After her exclamation, there was a pause in the conversation where Castor merely looked at the she-cat. Dawn bit her tongue, glowering at the tom, before finally giving the slightest, subtlest nod.
"But… if you insist, I mean. I might as well." Quickly, the golden tabby turned tail, skin burning red beneath her thick pelt. "And if you expect me to thank you, don't! And I don't like Wasp, either! So don't push it, you nosy heap of snow!"
She vanished into the shadows, and Castor flicked his whiskers in amusement. I never said you liked him, he thought quietly.
Now alone once more, the tom took a second to enjoy the frozen silence of night even as his thoughts whispered about the long-awaited plan that would finally come into effect once the sun rose. Flux was not the only one who'd been excited. Castor's blood was racing beneath his serene complexion. Come morning, he and the others would set off down the hill and into the forest in pursuit of a goal that he had spent his entire life preparing for.
Closing his eyes, Castor pictured those first steps down through the trees and onto the path of fate.
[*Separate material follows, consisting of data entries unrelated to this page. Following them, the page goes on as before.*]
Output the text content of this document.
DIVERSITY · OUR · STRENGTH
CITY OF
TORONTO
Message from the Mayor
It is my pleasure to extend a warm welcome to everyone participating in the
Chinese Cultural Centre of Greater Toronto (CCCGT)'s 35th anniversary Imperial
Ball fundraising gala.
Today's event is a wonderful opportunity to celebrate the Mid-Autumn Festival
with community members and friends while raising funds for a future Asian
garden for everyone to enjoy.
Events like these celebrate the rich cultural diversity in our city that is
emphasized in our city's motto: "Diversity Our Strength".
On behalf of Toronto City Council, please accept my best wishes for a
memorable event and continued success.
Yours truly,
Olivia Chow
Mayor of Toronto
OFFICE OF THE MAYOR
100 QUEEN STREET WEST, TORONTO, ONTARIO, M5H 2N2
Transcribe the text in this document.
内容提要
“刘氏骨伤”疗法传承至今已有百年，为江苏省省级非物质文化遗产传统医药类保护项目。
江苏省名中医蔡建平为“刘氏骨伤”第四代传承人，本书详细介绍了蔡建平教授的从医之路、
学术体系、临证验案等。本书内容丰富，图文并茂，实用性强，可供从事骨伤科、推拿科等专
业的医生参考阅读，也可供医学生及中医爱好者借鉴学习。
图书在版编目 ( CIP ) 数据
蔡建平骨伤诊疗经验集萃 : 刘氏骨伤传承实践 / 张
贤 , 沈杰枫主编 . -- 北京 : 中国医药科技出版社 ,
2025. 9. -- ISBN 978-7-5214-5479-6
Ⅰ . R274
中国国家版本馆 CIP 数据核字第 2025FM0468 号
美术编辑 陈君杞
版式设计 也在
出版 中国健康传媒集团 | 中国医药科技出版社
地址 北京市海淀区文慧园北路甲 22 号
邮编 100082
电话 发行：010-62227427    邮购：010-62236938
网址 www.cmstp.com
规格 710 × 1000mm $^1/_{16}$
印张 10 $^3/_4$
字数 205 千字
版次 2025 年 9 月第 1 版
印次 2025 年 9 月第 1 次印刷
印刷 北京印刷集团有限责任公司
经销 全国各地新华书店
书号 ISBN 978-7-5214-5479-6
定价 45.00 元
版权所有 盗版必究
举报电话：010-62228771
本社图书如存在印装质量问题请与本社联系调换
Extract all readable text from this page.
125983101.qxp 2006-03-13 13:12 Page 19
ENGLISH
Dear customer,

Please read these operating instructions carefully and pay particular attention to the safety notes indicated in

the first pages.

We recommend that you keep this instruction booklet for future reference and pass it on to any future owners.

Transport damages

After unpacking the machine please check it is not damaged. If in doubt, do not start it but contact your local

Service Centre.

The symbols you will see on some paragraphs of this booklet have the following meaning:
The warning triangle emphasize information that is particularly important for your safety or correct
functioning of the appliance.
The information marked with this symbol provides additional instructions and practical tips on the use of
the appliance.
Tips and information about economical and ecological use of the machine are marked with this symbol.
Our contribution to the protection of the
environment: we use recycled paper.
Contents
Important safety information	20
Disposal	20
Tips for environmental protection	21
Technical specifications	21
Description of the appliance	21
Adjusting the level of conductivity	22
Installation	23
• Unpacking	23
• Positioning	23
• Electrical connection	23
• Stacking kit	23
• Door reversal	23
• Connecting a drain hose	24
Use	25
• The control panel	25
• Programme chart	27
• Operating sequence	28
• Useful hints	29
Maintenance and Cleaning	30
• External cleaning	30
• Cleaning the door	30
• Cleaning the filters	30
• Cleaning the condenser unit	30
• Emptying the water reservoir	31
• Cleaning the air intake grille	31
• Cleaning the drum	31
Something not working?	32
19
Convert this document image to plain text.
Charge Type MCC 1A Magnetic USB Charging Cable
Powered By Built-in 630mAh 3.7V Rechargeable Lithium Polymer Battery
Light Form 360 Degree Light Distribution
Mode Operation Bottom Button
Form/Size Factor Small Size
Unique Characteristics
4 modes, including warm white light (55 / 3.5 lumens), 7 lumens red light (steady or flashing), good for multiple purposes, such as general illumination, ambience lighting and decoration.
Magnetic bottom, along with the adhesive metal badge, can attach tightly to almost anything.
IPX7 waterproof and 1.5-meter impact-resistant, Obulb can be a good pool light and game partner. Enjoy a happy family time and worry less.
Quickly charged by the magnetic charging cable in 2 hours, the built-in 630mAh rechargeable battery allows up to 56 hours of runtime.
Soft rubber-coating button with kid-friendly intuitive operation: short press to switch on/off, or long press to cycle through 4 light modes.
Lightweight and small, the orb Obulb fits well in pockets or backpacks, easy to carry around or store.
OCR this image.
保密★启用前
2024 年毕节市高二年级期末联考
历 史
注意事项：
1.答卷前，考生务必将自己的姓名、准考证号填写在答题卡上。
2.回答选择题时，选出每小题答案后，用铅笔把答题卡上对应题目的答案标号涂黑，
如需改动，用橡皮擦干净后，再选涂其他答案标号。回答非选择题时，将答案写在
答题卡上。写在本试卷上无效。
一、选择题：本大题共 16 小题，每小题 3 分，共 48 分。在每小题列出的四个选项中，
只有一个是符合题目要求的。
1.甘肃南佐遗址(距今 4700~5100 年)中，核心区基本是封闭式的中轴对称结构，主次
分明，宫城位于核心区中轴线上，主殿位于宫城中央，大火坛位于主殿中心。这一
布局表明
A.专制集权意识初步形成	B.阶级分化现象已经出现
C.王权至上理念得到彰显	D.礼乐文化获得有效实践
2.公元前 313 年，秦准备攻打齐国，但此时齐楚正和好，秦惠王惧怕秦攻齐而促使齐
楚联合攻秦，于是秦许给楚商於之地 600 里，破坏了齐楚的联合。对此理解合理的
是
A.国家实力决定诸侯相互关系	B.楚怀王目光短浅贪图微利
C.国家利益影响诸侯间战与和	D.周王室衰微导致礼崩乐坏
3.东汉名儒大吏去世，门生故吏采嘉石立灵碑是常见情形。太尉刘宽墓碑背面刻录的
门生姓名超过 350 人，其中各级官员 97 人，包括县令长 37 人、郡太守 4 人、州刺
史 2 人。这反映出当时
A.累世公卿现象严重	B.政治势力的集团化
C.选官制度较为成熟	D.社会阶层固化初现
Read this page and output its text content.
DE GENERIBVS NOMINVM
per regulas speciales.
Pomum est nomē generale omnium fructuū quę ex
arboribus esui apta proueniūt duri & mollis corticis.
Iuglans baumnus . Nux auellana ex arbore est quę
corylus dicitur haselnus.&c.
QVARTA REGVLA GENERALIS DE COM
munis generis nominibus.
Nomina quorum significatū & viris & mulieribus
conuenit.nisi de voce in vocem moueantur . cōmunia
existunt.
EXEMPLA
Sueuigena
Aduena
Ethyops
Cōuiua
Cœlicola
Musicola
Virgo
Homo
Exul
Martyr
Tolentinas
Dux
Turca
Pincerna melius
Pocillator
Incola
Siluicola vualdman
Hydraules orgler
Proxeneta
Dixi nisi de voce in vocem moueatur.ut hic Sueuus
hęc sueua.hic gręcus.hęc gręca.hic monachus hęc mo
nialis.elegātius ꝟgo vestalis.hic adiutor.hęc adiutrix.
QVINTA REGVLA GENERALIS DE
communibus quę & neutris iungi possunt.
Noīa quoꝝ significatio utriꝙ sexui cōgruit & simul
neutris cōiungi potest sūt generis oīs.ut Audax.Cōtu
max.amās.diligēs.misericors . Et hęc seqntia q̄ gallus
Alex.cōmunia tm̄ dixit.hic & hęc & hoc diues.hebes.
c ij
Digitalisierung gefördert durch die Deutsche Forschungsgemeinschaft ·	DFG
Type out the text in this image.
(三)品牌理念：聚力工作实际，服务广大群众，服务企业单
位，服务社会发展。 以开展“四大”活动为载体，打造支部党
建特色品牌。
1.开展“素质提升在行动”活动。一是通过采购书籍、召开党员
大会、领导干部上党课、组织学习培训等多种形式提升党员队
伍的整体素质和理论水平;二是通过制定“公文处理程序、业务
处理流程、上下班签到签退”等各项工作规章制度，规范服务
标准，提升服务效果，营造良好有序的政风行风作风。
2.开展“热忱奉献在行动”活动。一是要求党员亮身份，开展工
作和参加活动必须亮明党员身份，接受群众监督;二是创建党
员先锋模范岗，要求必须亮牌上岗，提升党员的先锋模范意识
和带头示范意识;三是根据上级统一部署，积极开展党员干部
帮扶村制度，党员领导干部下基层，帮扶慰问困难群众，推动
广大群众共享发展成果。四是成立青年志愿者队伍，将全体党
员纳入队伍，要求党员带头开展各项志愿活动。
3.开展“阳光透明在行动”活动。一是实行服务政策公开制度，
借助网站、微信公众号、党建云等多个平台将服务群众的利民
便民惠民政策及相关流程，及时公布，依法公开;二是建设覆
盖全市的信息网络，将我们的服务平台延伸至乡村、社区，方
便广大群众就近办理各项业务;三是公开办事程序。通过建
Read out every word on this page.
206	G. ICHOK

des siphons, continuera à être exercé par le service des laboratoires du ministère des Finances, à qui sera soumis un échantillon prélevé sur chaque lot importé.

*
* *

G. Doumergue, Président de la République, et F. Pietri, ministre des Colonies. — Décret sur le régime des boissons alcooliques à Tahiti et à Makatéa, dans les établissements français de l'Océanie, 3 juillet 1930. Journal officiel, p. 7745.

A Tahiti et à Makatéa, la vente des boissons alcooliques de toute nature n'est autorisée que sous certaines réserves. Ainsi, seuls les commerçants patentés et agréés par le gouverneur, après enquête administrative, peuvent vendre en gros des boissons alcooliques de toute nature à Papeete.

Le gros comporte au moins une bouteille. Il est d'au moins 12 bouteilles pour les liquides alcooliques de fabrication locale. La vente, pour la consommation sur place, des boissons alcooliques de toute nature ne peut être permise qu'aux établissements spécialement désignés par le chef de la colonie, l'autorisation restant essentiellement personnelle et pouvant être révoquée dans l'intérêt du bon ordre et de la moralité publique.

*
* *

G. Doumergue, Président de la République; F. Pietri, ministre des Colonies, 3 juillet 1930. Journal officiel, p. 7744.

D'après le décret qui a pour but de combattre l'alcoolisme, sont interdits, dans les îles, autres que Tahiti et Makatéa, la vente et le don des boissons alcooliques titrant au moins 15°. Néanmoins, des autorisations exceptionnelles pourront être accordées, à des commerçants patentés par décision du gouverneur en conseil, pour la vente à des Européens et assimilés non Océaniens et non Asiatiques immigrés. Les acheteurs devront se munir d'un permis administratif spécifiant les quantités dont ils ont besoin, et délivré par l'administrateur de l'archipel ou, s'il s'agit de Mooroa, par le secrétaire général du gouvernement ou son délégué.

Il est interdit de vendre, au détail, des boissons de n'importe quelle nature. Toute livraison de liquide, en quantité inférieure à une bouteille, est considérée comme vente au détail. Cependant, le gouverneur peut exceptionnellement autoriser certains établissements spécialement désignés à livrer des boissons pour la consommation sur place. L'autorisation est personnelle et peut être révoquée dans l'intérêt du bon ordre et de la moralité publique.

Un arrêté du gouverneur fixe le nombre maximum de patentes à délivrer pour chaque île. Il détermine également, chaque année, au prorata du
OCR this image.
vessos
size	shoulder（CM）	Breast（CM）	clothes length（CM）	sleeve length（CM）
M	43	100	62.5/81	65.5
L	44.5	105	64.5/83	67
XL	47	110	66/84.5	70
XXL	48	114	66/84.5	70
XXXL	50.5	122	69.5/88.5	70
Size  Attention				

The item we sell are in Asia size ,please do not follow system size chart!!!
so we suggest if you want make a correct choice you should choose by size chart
When he opened them again, he rose and started towards where Wasp was sitting guard. The black and white tom had been more than happy to accept Castor's unusually generous offer, oblivious to the tom's true intentions. The white feline was not so amicable as to commit random acts of kindness, nor was he known for his tendency to hand out favors. He merely wished to observe the rising dawn, the coming of day when the sun would ascend from the ruins of the earth up into the glorious sky, bleeding its light across the sanguine horizon.
He could practically taste it now. The sky would drip with iron roses, and what a red sky it would be.